Sometimes the best upgrade is simply admitting you're no longer bearish. That's essentially what KeyBanc Capital Markets did with T-Mobile US Inc. (TMUS), moving the wireless carrier from Underweight to Sector Weight—not exactly a love letter, but definitely a step up from where things stood.
What Changed the Mind
Analyst Brandon Nispel pointed to upcoming fourth-quarter results and 2026/2027 guidance as potential catalysts that could signal "an acceleration in organic growth rates following investment in 2025." Translation: T-Mobile is spending money now to make more money later, and that plan might actually work.
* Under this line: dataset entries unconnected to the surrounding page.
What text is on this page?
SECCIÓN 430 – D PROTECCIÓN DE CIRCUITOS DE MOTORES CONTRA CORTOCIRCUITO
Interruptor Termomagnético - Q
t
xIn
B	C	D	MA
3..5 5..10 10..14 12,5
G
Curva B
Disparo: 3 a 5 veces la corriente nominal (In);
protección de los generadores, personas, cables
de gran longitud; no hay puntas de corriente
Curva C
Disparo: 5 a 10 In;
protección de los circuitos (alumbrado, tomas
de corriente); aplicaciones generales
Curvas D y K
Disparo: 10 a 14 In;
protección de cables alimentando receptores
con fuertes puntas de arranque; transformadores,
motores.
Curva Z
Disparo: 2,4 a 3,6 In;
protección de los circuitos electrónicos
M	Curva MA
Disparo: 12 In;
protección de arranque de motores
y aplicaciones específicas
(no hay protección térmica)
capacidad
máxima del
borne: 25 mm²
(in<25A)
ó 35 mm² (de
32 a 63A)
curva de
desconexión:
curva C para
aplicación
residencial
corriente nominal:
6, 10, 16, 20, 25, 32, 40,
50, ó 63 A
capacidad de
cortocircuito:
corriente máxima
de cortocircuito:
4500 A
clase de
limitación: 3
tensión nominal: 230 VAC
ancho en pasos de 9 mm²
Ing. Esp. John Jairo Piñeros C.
The stock has had a rough stretch, dropping 12.5% since July while the S&P 500 climbed 9.9%. That underperformance has made the risk/reward equation look more balanced, according to Nispel.
The Growth Story
Here's what's making the near-term picture less gloomy: KeyBanc expects organic EBITDA growth to reaccelerate toward 7%+ in 2026 and 2027, compared to roughly 5% in 2025. If that happens, "the near-term bear case becomes harder to justify," Nispel wrote.
There's also the Verizon Communications Inc. (VZ) factor. Fears about a Verizon resurgence have been floating around, but KeyBanc thinks that threat may not materialize as quickly as some investors worry.
That said, Nispel noted the longer-term bear thesis "remains intact"—so this isn't a full conversion to optimism, just a recognition that things look less dire at current prices.
Price Movement: T-Mobile shares rose 0.36% to $207.36 at the time of publication on Tuesday.